Incredibly, the Mets have gone into a Phillies-like season end collapse. This morning I found myself in the car, on my way to rowing practice at 5:15, pumping my fist wildly and screaming "YEAH!" Why?



Because I heard on the radio that the Phillies tied the Mets for first last night.

I have two responses.

Dear God, no not again. And:

If I believe in them with all my heart, somehow they might just do it. There is no choice not to commit. One more time.

10 comments:

Susan said...

What a great story.

My husband is English, and is a fan of his home county, Somerset, which has a history of romantic come-from-behind wins but also of snatching defeat from the jaws of victory. They have never won the championship. Transplanted to the US, he eventually became a Red Sox fan, recognizing its similarity to Somerset. When his oldest son went to college in Philadelphia, his one piece of fatherly advice was, "Don't become a Phillies fan". He didn't think it was wise to be a fan of three teams that work to break your heart.

Tim Lacy said...

Dear TR,

Well, you'll appreciate my Bob Dernier reference at H&E today. His mother, a grade-school librarian, lived across the street from me when as a kid I resided in Raytown, Missouri. Small world!

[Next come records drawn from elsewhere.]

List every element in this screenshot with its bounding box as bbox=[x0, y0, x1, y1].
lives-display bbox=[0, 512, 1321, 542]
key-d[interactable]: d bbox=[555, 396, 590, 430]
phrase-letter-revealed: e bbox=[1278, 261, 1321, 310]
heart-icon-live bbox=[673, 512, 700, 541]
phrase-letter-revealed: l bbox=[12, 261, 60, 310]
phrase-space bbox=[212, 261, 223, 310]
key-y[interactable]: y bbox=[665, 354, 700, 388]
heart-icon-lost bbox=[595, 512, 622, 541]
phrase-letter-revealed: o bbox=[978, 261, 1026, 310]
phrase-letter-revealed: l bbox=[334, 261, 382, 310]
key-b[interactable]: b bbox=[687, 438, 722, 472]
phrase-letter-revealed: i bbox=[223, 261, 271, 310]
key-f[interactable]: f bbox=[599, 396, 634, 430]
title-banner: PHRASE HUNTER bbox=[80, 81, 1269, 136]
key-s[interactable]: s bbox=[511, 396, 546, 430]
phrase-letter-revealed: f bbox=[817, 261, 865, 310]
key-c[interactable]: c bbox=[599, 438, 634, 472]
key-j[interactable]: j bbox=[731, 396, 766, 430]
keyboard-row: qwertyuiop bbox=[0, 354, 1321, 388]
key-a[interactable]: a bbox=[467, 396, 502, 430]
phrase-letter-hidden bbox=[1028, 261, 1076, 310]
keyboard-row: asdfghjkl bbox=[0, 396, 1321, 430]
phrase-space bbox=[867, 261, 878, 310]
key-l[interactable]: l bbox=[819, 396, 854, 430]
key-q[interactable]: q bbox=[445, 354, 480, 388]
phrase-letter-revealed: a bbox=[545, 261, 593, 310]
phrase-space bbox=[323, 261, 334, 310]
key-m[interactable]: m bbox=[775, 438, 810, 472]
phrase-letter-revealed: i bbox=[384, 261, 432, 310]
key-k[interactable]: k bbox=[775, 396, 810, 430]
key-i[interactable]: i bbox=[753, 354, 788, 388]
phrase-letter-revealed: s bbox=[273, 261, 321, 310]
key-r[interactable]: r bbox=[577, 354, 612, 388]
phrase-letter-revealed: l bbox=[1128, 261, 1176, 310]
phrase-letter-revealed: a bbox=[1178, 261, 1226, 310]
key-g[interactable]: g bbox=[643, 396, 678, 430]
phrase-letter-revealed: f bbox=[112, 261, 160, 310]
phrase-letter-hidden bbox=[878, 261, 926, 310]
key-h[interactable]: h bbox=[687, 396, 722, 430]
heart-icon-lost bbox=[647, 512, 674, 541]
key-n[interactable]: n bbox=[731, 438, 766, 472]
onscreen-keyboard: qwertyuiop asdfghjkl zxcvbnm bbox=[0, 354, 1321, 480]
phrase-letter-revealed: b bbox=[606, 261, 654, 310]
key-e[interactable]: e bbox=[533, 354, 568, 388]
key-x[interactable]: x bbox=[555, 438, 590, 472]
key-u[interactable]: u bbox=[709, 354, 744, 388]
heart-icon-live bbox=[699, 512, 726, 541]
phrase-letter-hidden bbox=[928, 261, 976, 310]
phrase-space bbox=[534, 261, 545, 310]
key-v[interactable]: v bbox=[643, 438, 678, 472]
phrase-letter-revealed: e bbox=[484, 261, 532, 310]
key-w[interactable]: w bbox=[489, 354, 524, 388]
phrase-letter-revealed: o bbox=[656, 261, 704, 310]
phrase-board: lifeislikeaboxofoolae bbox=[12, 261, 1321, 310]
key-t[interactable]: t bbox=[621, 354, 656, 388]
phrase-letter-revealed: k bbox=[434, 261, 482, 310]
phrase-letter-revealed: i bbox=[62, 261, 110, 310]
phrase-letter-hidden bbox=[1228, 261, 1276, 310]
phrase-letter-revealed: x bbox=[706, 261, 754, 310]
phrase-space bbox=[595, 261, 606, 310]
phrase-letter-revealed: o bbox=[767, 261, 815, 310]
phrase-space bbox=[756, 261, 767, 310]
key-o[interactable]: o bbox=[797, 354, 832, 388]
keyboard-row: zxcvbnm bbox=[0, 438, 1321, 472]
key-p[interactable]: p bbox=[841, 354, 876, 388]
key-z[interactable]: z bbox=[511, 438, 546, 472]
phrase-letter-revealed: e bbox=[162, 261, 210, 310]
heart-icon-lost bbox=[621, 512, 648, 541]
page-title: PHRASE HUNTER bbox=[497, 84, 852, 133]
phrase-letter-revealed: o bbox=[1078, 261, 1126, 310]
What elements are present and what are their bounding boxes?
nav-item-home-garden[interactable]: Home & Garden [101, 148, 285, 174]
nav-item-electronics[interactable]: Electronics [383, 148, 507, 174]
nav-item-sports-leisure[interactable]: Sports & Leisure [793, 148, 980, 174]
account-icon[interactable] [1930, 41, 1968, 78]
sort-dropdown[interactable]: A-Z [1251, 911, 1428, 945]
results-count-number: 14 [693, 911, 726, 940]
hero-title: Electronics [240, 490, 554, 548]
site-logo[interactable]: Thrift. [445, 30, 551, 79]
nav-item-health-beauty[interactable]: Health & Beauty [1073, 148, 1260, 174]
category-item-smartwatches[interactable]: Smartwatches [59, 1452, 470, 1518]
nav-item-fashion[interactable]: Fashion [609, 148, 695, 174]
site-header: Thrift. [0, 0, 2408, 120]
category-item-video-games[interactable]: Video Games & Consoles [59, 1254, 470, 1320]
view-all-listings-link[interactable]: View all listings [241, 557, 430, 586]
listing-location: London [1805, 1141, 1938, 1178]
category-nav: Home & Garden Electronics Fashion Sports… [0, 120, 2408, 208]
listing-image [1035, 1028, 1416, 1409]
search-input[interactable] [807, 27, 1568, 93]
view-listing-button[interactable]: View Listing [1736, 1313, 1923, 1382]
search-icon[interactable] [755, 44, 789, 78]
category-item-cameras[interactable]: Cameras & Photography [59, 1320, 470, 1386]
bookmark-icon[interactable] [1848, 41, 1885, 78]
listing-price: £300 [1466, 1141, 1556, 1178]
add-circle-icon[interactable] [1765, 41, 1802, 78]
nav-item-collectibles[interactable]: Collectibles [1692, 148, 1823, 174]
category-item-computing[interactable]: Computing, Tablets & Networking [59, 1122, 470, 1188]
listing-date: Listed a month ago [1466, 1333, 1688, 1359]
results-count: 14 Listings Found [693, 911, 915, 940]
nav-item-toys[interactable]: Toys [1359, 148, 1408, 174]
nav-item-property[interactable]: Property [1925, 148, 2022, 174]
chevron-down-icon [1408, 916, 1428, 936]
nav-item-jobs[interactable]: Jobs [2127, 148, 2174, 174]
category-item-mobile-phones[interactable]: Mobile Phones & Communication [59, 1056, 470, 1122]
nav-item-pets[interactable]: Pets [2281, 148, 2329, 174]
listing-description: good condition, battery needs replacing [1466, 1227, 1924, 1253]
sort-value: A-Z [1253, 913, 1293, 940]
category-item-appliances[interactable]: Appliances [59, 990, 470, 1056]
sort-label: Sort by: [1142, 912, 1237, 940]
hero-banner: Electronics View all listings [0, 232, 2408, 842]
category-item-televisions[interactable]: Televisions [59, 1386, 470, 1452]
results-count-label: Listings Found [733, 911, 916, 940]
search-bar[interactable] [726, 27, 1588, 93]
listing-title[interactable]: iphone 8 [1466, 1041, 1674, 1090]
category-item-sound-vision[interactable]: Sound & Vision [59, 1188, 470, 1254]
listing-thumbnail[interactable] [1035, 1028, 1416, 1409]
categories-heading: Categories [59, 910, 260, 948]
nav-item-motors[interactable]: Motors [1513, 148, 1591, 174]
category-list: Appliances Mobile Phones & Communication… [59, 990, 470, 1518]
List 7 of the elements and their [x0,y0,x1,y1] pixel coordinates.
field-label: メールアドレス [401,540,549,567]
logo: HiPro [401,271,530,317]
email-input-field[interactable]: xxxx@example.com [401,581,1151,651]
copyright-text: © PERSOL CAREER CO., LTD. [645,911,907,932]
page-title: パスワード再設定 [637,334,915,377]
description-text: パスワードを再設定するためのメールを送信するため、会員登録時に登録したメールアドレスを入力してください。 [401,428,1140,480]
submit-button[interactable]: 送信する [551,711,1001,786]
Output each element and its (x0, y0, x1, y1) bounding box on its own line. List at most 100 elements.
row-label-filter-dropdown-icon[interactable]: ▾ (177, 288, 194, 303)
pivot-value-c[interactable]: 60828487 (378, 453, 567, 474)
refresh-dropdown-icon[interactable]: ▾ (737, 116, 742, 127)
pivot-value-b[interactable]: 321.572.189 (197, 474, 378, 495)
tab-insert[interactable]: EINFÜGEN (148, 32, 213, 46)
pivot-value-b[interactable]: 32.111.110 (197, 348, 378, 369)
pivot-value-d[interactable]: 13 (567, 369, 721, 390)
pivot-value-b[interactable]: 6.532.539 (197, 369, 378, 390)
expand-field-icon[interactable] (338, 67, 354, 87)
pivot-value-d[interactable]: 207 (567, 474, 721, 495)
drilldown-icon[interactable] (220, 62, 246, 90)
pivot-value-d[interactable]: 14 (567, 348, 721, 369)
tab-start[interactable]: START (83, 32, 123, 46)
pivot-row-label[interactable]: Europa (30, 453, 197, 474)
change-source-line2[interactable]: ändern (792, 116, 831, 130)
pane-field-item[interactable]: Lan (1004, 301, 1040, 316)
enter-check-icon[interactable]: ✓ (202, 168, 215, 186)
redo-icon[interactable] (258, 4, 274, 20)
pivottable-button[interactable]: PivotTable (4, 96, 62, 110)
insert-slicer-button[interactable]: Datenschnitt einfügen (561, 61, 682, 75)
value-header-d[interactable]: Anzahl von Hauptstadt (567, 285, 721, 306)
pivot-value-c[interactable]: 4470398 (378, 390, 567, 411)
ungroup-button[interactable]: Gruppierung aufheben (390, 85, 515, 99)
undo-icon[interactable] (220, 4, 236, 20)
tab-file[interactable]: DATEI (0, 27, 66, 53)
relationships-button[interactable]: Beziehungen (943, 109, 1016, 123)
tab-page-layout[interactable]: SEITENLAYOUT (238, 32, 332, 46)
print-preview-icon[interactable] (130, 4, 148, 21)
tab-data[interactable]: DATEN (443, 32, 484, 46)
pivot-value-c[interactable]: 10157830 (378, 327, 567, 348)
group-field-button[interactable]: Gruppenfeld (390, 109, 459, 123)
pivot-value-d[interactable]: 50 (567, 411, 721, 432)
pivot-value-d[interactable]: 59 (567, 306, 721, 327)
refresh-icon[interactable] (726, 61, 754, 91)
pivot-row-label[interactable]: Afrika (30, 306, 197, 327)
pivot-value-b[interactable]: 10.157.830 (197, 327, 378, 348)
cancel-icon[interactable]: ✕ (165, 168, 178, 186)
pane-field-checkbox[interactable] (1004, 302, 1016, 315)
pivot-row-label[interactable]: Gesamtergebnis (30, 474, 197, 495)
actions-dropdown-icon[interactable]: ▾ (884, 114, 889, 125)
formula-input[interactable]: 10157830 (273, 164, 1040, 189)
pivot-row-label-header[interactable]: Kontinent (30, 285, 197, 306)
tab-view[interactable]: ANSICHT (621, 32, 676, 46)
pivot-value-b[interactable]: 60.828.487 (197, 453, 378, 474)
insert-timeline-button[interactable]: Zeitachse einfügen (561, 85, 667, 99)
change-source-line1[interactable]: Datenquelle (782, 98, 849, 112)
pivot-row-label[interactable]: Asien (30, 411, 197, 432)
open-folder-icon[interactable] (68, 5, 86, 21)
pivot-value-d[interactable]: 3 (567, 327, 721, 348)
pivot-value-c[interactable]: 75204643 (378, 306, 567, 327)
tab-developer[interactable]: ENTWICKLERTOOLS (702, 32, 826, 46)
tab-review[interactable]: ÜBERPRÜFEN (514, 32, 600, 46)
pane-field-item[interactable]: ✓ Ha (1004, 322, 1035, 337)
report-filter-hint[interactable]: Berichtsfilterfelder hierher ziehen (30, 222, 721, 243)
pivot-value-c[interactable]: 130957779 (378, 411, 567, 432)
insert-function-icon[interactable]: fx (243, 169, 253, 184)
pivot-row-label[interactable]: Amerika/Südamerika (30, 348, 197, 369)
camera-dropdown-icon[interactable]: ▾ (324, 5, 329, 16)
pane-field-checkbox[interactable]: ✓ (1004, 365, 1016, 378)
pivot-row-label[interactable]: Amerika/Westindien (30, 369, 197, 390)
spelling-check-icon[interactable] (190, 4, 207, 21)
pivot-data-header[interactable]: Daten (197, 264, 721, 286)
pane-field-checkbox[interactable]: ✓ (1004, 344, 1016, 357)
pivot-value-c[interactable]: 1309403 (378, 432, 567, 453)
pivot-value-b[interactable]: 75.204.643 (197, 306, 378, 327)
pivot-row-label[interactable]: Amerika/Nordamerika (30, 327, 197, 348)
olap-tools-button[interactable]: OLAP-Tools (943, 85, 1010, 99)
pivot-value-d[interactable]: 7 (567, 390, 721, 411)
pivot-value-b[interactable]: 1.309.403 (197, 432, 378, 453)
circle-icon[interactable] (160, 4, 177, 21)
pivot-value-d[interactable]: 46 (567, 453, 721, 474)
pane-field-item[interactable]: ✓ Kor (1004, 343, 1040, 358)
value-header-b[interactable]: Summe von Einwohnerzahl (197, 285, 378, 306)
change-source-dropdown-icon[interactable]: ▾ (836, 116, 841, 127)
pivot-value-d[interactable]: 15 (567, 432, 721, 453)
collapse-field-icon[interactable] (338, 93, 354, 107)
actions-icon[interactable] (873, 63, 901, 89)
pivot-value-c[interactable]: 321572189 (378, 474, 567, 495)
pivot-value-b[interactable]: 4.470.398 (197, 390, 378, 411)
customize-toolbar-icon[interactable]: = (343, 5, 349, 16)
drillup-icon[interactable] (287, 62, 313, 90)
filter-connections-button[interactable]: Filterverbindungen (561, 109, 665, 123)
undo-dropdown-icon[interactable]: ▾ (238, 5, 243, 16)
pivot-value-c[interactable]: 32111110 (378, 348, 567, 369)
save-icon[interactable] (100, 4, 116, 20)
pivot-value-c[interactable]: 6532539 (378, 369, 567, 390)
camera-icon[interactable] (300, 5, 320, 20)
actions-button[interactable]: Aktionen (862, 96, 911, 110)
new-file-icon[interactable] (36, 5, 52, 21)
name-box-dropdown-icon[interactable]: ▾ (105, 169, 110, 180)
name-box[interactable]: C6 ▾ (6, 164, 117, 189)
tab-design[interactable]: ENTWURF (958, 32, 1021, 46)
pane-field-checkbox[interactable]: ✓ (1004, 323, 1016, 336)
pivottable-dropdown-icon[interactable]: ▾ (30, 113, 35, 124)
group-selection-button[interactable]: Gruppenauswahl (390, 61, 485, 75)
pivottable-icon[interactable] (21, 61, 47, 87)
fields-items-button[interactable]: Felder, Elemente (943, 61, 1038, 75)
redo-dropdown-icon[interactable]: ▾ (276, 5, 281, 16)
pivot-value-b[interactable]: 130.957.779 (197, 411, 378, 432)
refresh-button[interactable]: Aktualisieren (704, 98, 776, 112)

Anyway, I'm dealing with similar emotions this week (and for this coming weekend) as a Cubs fan. Yes, that's right, as a simultaneous fan of the KC Royals, all my teams are generally losers. We can get together in DC to talk about our memories of 1980. That was my first taste of baseball excitement as a kid!

- TL

kermitthefrog said...

As of 3:30 on Sunday, it looks like they might pull through...

Lesboprof said...

TR:

I am a Phillies fan myself, even tho I grew up on the other side of the river. I'll be here rooting with you!

GayProf said...

Interest in sports alludes me.

So, the ASA will be home for you this year. Next year it will be in my home city of Albuquerque.

GayProf said...

eludes... Sigh

Siva said...

My very first baseball glove was a Dick Allen signature model.

I still miss it.

Lesboprof said...

Congrats! I thought about you when I heard about the Phillies.

TA said...

As a lifelong Reds fan, and fellow National Leaguer (growing up in the days when it meant something), I wish you the best. The Phillies have a good chance this year, with its solid pitching and lineup. Of course, so long as the Yankees lose, I'm happy.